Latterly, of course, there’s been some rock ‘n’ roll, and gosh haven’t the Manic Street Preachers made an effort to be the gloomiest band ever? Well done those ‘blokies’, slice up your arms and throw yourself off a bridge why don’t you?

For God’s sake! Edinburgh is awash with smug self-satisfied Scottish people; so it seems is London. Ireland churns out all those proud-of-themselves Irish artistes like the terrifying Fiona Shaw or that flock of twinkly-eyed middle of the road ‘tee-vee’ presenters; I mean they are so comfortably at home with being naff. Patrick Kielty comes across as a worry-free zone; it’s obviously never even occurred to him how awful he is. But Huw Edwards? Look at him. Clearly eating himself up with guilt. Jonathan Price? A gloomy wan bastard if ever I saw one. Tony Hopkins? Miserable as sin.

Half the problem is that bloody language. Many of the fine actors I am working with at the moment thrive in the Welsh Radio soaps, which are recorded in Bangor. Radio soaps recorded in English are a pretty recondite notion in the modern world of broadcasting, but in Welsh! I turned on Channel 4 in my hotel hoping for my usual dose of transvestite and intrusive sex programming to find a bizarrely bad soap opera in Welsh. Forget the Eisteddfod. Welsh culture is 99% soap operas.

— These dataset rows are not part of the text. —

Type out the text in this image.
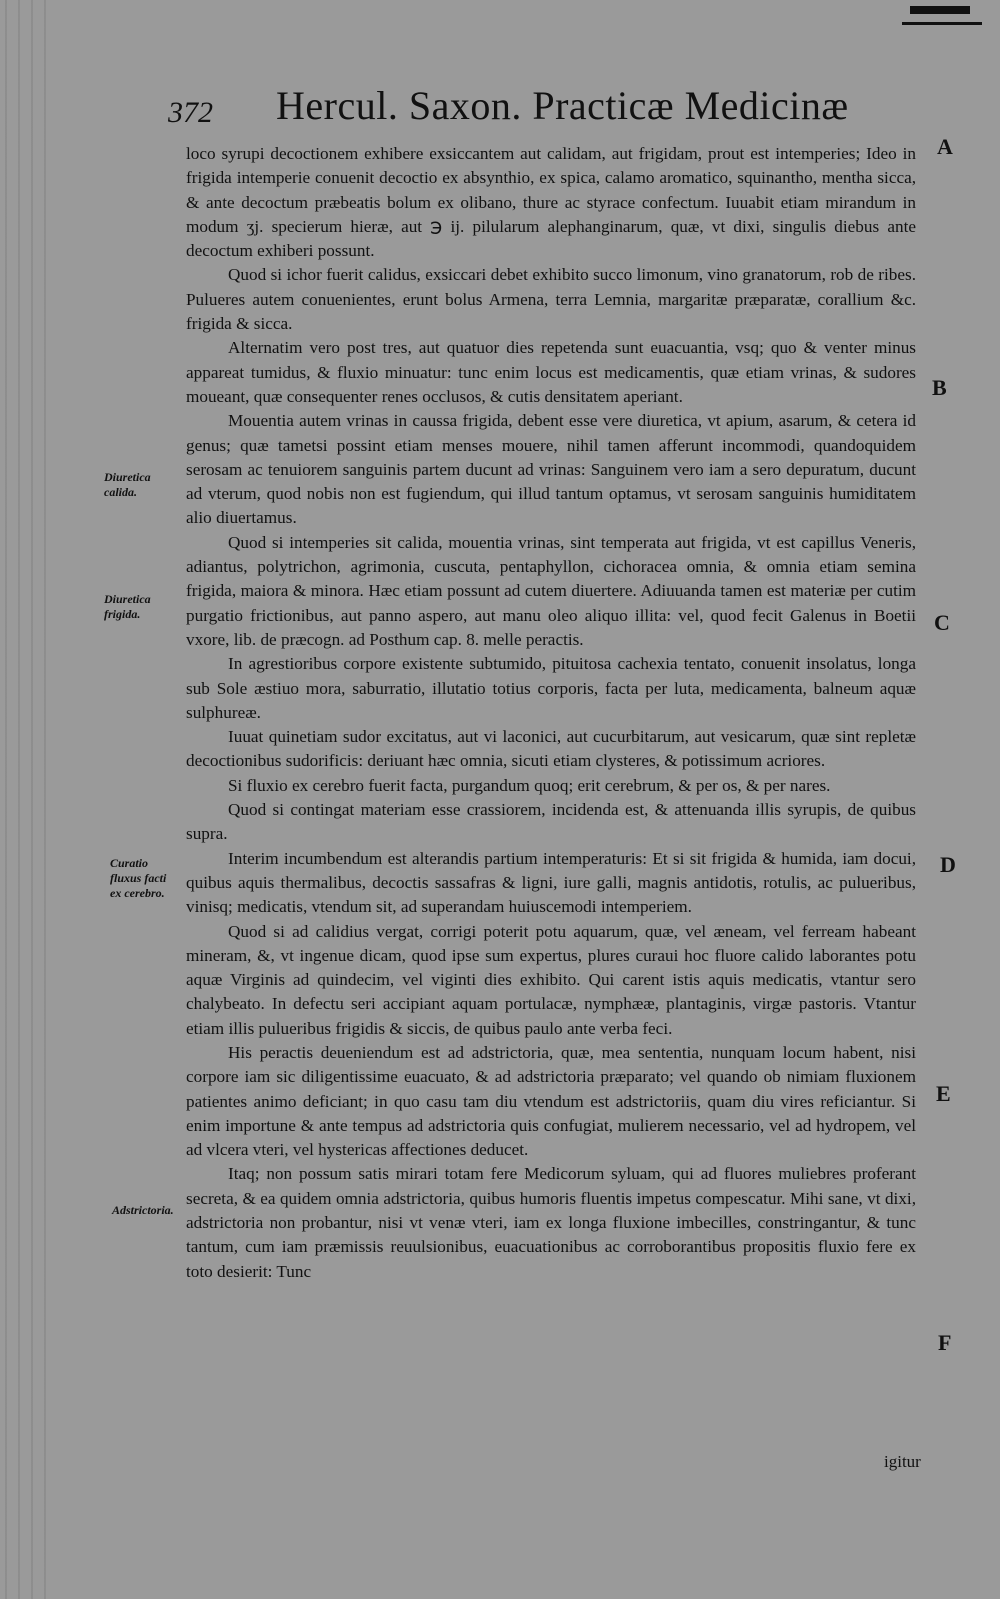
372 Hercul. Saxon. Practicæ Medicinæ

loco syrupi decoctionem exhibere exsiccantem aut calidam, aut frigidam, prout est intemperies; Ideo in frigida intemperie conuenit decoctio ex absynthio, ex spica, calamo aromatico, squinantho, mentha sicca, & ante decoctum præbeatis bolum ex olibano, thure ac styrace confectum. Iuuabit etiam mirandum in modum ʒj. specierum hieræ, aut ℈ ij. pilularum alephanginarum, quæ, vt dixi, singulis diebus ante decoctum exhiberi possunt.

Quod si ichor fuerit calidus, exsiccari debet exhibito succo limonum, vino granatorum, rob de ribes. Pulueres autem conuenientes, erunt bolus Armena, terra Lemnia, margaritæ præparatæ, corallium &c. frigida & sicca.

Alternatim vero post tres, aut quatuor dies repetenda sunt euacuantia, vsq; quo & venter minus appareat tumidus, & fluxio minuatur: tunc enim locus est medicamentis, quæ etiam vrinas, & sudores moueant, quæ consequenter renes occlusos, & cutis densitatem aperiant.

Mouentia autem vrinas in caussa frigida, debent esse vere diuretica, vt apium, asarum, & cetera id genus; quæ tametsi possint etiam menses mouere, nihil tamen afferunt incommodi, quandoquidem serosam ac tenuiorem sanguinis partem ducunt ad vrinas: Sanguinem vero iam a sero depuratum, ducunt ad vterum, quod nobis non est fugiendum, qui illud tantum optamus, vt serosam sanguinis humiditatem alio diuertamus.

Quod si intemperies sit calida, mouentia vrinas, sint temperata aut frigida, vt est capillus Veneris, adiantus, polytrichon, agrimonia, cuscuta, pentaphyllon, cichoracea omnia, & omnia etiam semina frigida, maiora & minora. Hæc etiam possunt ad cutem diuertere. Adiuuanda tamen est materiæ per cutim purgatio frictionibus, aut panno aspero, aut manu oleo aliquo illita: vel, quod fecit Galenus in Boetii vxore, lib. de præcogn. ad Posthum cap. 8. melle peractis.

In agrestioribus corpore existente subtumido, pituitosa cachexia tentato, conuenit insolatus, longa sub Sole æstiuo mora, saburratio, illutatio totius corporis, facta per luta, medicamenta, balneum aquæ sulphureæ.

Iuuat quinetiam sudor excitatus, aut vi laconici, aut cucurbitarum, aut vesicarum, quæ sint repletæ decoctionibus sudorificis: deriuant hæc omnia, sicuti etiam clysteres, & potissimum acriores.

Si fluxio ex cerebro fuerit facta, purgandum quoq; erit cerebrum, & per os, & per nares.

Quod si contingat materiam esse crassiorem, incidenda est, & attenuanda illis syrupis, de quibus supra.

Interim incumbendum est alterandis partium intemperaturis: Et si sit frigida & humida, iam docui, quibus aquis thermalibus, decoctis sassafras & ligni, iure galli, magnis antidotis, rotulis, ac pulueribus, vinisq; medicatis, vtendum sit, ad superandam huiuscemodi intemperiem.

Quod si ad calidius vergat, corrigi poterit potu aquarum, quæ, vel æneam, vel ferream habeant mineram, &, vt ingenue dicam, quod ipse sum expertus, plures curaui hoc fluore calido laborantes potu aquæ Virginis ad quindecim, vel viginti dies exhibito. Qui carent istis aquis medicatis, vtantur sero chalybeato. In defectu seri accipiant aquam portulacæ, nymphææ, plantaginis, virgæ pastoris. Vtantur etiam illis pulueribus frigidis & siccis, de quibus paulo ante verba feci.

His peractis deueniendum est ad adstrictoria, quæ, mea sententia, nunquam locum habent, nisi corpore iam sic diligentissime euacuato, & ad adstrictoria præparato; vel quando ob nimiam fluxionem patientes animo deficiant; in quo casu tam diu vtendum est adstrictoriis, quam diu vires reficiantur. Si enim importune & ante tempus ad adstrictoria quis confugiat, mulierem necessario, vel ad hydropem, vel ad vlcera vteri, vel hystericas affectiones deducet.

Itaq; non possum satis mirari totam fere Medicorum syluam, qui ad fluores muliebres proferant secreta, & ea quidem omnia adstrictoria, quibus humoris fluentis impetus compescatur. Mihi sane, vt dixi, adstrictoria non probantur, nisi vt venæ vteri, iam ex longa fluxione imbecilles, constringantur, & tunc tantum, cum iam præmissis reuulsionibus, euacuationibus ac corroborantibus propositis fluxio fere ex toto desierit: Tunc

A
B
C
D
E
F
Diuretica calida.
Diuretica frigida.
Curatio fluxus facti ex cerebro.
Adstrictoria.
igitur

No wonder Wales is so introspective. The Welsh are hiding behind this language thing. What could be more encouraging to a culture of grumpy resentment than cheap soaps?

For Wales to flourish they should cancel their soaps and keep their language for official forms. They must import espresso coffee and ban salad cream. They must stop whingeing and be happy. Then we’ll all love them and we’ll have lots of Welsh people presenting TV shows instead of those smug Irish blarney merchants. And stop complaining about the English all the time. Beat them. It’s incredibly easy if the football, cricket and Eurovision Song Contest are anything to go by.